Respeto que cada una persona viva el sexo, y las relaciones como le plazca, pero si se hace a través del dolor y no del amor… entonces quien está decidiendo el cómo experimentar el placer es el inconsciente. Claro está, lo hace para que el personaje tome consciencia para sanar eso exactamente, pero suele costar el darnos cuenta. El sexo está lleno de energía, por eso lo utilizamos como moneda de cambio en las carencias emocionales, porque es una adicción perfecta, y ya no en las veces que lo reclamas, sino en cómo lo estás “pidiendo”. Si en tu infancia recibiste rechazo, abandono, dejadez, distanciamiento, castigos, no complicidad paternal o maternal… de alguna manera u otra lo estarás proyectando ahora, en este presente como adulto, a través de tus relaciones, donde se intensificará con un hombre o una mujer, o quien tenga la energía masculina o femenina herida o desequilibrada en resonancia a tu memoria pasada e inconsciente pendiente por sanar y ser liberada. Olvidando sin nada más no sanamos, como el karma no puede desaparecer así sin más. Tiene que haber un aprendizaje empírico, un “ahora sé lo que se siente y por eso perdono”, una comprensión a nivel espiritual, el ego no comprende nada solo busca el intelecto para tener la razón. Y pegarse por ella. Una razón no puede simbolizar toda la verdad.

Puedes coger una foto tuya de cuando eras pequeñ@ y detectar qué emociones te invaden. Apúntalas en una hoja, ves liberándote poco a poco de algunas cargas emocionales que se te han enquistado. Puedes darle las gracias a ese niñ@ de la foto ya que sigue estando y formando parte de tí. Quizás se siente perdid@ y necesita de tu atención para rescatarle (rescatarte) de esa diapositiva de tu vida, y así cambiar tu presente con posibles y mejores vistas a un futuro.

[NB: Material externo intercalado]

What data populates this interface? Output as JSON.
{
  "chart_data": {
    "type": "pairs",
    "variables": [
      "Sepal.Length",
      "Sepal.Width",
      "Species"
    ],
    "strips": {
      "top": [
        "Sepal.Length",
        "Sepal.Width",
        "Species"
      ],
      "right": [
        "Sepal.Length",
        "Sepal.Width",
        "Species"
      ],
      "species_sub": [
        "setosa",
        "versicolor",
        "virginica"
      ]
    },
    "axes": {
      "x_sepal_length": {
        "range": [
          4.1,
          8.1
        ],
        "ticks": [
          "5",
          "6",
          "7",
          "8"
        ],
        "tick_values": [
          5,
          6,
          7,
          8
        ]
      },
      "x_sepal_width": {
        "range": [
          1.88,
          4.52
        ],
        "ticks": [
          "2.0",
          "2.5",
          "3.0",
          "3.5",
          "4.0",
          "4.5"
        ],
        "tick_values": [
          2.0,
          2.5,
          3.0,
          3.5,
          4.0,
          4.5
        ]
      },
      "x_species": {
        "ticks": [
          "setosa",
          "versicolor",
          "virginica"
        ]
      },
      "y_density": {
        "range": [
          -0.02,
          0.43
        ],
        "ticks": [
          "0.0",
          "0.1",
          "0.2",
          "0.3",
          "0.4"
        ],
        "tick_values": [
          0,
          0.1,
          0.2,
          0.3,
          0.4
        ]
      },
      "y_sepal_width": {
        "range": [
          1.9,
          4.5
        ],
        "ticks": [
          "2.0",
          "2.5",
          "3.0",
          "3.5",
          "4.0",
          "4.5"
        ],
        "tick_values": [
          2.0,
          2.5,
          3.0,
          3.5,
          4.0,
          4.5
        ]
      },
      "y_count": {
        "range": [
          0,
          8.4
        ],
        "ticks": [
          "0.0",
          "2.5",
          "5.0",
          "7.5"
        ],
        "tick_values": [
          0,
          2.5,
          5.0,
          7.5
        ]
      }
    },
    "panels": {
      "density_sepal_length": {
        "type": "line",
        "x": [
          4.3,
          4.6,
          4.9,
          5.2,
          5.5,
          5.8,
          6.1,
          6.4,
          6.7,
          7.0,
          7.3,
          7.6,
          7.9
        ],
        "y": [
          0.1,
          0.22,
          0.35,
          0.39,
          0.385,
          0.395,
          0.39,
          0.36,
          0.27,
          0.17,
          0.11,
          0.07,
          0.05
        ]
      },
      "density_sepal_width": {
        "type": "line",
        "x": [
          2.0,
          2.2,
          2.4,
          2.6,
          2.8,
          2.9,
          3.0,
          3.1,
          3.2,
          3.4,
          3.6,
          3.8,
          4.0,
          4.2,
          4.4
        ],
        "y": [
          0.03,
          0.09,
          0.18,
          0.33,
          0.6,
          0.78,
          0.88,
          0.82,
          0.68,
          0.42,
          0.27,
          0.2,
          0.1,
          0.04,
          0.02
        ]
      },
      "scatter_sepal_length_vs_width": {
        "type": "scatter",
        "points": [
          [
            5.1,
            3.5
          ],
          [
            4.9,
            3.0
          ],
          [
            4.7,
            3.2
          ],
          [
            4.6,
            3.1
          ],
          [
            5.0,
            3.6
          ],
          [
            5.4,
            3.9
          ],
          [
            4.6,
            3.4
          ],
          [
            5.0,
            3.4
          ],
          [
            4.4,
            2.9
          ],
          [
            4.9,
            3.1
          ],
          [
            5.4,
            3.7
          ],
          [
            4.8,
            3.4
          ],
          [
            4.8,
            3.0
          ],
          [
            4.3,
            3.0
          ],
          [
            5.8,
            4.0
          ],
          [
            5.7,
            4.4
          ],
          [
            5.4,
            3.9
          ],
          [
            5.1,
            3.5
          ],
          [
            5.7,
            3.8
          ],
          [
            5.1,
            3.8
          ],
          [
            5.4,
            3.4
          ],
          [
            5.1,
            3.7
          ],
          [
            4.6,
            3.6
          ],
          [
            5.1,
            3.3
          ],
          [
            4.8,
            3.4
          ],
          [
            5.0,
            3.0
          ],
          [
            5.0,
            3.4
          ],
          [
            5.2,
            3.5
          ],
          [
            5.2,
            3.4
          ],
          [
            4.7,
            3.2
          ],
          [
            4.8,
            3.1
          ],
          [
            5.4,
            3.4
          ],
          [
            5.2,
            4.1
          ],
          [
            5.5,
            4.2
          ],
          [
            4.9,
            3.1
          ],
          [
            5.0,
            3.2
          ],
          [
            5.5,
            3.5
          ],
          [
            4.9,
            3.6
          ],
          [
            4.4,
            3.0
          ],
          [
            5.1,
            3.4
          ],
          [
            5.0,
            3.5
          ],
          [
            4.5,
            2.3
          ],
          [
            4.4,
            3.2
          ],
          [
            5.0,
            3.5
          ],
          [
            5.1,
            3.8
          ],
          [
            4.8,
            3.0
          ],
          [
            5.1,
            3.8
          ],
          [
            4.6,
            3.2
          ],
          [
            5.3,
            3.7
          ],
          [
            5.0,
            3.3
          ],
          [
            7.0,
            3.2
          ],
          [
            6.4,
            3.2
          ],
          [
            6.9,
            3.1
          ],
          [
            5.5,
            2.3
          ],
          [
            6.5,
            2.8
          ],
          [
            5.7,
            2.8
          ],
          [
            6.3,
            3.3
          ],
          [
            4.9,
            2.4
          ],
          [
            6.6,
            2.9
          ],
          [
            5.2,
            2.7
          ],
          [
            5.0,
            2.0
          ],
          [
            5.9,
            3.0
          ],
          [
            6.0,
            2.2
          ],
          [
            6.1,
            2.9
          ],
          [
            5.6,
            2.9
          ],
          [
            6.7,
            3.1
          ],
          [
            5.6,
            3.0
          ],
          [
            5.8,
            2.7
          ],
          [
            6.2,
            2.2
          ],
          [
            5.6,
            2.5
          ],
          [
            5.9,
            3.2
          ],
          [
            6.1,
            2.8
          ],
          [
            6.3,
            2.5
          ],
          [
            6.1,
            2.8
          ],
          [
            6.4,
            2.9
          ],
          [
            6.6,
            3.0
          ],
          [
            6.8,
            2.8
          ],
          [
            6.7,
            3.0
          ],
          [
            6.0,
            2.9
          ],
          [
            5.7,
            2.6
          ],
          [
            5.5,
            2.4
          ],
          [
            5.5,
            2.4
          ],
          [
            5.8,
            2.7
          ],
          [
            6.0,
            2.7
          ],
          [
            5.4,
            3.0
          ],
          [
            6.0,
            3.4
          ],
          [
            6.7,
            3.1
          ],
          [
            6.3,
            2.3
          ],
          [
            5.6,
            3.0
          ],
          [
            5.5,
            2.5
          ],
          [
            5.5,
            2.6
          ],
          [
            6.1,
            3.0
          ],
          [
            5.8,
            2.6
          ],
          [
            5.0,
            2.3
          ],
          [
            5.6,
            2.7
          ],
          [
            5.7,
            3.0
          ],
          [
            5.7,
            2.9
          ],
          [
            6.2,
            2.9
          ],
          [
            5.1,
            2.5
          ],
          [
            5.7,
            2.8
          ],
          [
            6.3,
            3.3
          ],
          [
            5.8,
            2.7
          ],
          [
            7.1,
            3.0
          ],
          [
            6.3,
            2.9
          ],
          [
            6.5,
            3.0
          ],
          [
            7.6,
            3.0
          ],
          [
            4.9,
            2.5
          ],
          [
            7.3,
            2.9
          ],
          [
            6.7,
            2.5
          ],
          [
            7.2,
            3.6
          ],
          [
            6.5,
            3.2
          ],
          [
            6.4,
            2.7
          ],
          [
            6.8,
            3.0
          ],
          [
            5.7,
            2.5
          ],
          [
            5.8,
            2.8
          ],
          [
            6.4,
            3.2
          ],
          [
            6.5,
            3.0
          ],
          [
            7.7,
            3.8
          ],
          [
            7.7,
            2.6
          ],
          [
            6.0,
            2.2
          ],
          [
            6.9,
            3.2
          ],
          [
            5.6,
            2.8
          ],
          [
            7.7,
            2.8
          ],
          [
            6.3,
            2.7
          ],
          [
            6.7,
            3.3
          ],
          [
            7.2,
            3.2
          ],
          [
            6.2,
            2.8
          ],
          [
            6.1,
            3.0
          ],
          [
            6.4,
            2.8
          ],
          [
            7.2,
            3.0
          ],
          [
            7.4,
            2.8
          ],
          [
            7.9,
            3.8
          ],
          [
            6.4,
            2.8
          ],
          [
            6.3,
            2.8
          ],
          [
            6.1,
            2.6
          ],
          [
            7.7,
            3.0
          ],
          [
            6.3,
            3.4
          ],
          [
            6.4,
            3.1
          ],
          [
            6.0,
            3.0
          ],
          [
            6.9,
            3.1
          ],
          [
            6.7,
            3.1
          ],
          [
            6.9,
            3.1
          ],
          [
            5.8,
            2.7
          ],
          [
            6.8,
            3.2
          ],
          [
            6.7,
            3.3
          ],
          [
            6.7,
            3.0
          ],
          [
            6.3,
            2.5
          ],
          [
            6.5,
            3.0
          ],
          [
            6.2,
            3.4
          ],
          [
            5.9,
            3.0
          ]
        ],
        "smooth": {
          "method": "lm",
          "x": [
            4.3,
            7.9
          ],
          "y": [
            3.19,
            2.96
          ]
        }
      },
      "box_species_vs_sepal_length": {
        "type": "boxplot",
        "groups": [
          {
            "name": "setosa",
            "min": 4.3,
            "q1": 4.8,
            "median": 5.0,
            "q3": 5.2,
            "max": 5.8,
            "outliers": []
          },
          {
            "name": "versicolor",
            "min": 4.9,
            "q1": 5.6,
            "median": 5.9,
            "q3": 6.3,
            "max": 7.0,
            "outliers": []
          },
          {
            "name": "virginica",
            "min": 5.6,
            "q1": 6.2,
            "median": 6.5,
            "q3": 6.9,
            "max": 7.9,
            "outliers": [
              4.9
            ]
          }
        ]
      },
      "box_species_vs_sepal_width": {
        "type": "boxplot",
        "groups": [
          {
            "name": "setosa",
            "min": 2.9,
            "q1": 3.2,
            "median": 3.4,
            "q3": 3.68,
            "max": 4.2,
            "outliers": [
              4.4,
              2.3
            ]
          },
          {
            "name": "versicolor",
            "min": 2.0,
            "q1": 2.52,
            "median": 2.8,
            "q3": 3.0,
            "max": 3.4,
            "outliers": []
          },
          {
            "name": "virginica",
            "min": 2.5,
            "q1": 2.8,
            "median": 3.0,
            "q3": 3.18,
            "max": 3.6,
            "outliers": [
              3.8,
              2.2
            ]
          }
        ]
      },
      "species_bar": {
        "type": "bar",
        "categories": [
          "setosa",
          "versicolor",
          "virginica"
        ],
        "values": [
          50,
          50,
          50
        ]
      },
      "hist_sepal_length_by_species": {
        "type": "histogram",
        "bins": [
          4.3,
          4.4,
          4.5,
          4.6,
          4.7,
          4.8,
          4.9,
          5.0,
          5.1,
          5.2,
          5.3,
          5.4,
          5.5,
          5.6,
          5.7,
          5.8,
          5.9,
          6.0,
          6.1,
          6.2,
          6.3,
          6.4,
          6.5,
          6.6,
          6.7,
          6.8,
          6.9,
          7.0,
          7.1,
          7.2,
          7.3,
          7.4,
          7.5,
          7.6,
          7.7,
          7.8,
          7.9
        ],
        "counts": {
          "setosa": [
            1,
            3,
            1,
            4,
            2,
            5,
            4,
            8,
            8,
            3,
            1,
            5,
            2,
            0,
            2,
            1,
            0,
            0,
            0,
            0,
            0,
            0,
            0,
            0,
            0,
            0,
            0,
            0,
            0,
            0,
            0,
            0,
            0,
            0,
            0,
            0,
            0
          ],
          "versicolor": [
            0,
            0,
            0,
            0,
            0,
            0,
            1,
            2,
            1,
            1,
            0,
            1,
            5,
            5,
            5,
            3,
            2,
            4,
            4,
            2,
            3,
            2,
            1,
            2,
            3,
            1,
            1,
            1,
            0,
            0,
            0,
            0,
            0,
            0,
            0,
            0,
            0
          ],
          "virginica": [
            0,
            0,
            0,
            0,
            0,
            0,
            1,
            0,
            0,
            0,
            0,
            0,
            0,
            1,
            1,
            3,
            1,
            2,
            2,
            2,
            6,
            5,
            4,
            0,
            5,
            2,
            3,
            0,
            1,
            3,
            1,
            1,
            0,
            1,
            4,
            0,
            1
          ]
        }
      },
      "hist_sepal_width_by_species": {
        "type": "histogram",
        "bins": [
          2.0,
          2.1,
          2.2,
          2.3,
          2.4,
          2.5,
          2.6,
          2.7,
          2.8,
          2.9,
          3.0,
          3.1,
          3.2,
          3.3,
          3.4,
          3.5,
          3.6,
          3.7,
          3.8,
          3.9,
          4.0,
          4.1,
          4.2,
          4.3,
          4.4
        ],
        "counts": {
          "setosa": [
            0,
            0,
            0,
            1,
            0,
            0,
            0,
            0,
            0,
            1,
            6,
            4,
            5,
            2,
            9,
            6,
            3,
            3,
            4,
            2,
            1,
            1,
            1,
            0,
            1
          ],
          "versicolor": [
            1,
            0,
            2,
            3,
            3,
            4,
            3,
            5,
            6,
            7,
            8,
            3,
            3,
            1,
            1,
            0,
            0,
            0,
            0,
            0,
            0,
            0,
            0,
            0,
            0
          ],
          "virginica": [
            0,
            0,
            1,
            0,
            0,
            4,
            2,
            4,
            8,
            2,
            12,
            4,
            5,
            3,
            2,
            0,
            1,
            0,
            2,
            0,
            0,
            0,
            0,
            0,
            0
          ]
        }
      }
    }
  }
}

Llevo unos años que “atraigo” a mujeres que de alguna manera necesitan que les diga, tanto en terapia como en amistades, más bien que les recuerde que tienen por delante un gran camino independiente, que han de aprender a estar a solas consigo mismas, a valorarse, a confiar en ellas, pero sobre todo a amarse y también desde el plano sexual. No es que se tengan que separar como lo hice yo en su momento, pero sí hay una memoria compartida con ellas en relación a empoderarse, a que sean y experimenten el mundo que son para después compartirlo desde la armonía interna. Sigue siendo un tabú que una mujer pueda decir que se masturba y experimenta el sexo con ella misma o con quien quiera, desde el respeto y la coherencia. Creo que es importante que una mujer aprenda a acariciarse, o hacerse lo que le guste, a darse placer, sin necesitar que se lo den. Claro que es muy bonito el compartir el sexo y todo lo que conlleva con alguien, pero que venga desde esa inercia de compartir y no de “aquí te pillo aquí te mato”. El desahogo es un ego que estaba al límite. Tanto un hombre como una mujer deberían de amarse a sí mismos y saber disfrutar también de sus cuerpos con total respeto y cuidado, y no por ver un culo y unas tetas ya orgasmo en segundos… Y con esto no digo que algún día te apetezca algo rápido y más “animal”, pero siempre desde el respeto y el amor hacia a un@ mism@, y hacia a la otra persona si es compartido.

Si mamá o papá no estuvieron físicamente o emocionalmente, desarrollaremos patrones en que las relaciones serán como armas de venganza, adictos y comprando sexo, drogas, juegos… incluso el maltrato, los abusos y la violación. El conflicto también puede verse si nuestros padres estuvieron de manera posesiva y desmesurada, el alcoholismo es una de las grandes adicciones que normalmente hablan de algún tema sin resolver con la madre. Todo esto es a grandes rasgos y lo escribo con pinzas, ya que cada persona lo puede manifestar de infinitas maneras de expresión.

Vivir el sexo conscientemente sobre todo tiene el aprendizaje de disfrutar desde una zona de paz interior de un@ mism@ y por ende con la otra persona. 0 culpabilidad. 0 pasado. La verdad es que hablar de consciencia solamente da para muchos post, pero si añadimos el sexo consciente da para unos cuantos más artículos. Te invito a que si quieres que escriba de algún tema en concreto, o sobre algo en relación al sexo consciente por ejemplo, me escribas con el input en cuestión.

La consciencia está ahí para todas las personas, y compartirla es algo que al alma le ayuda a expandirse.

Gracias por llegar hasta aquí, gracias por leerme.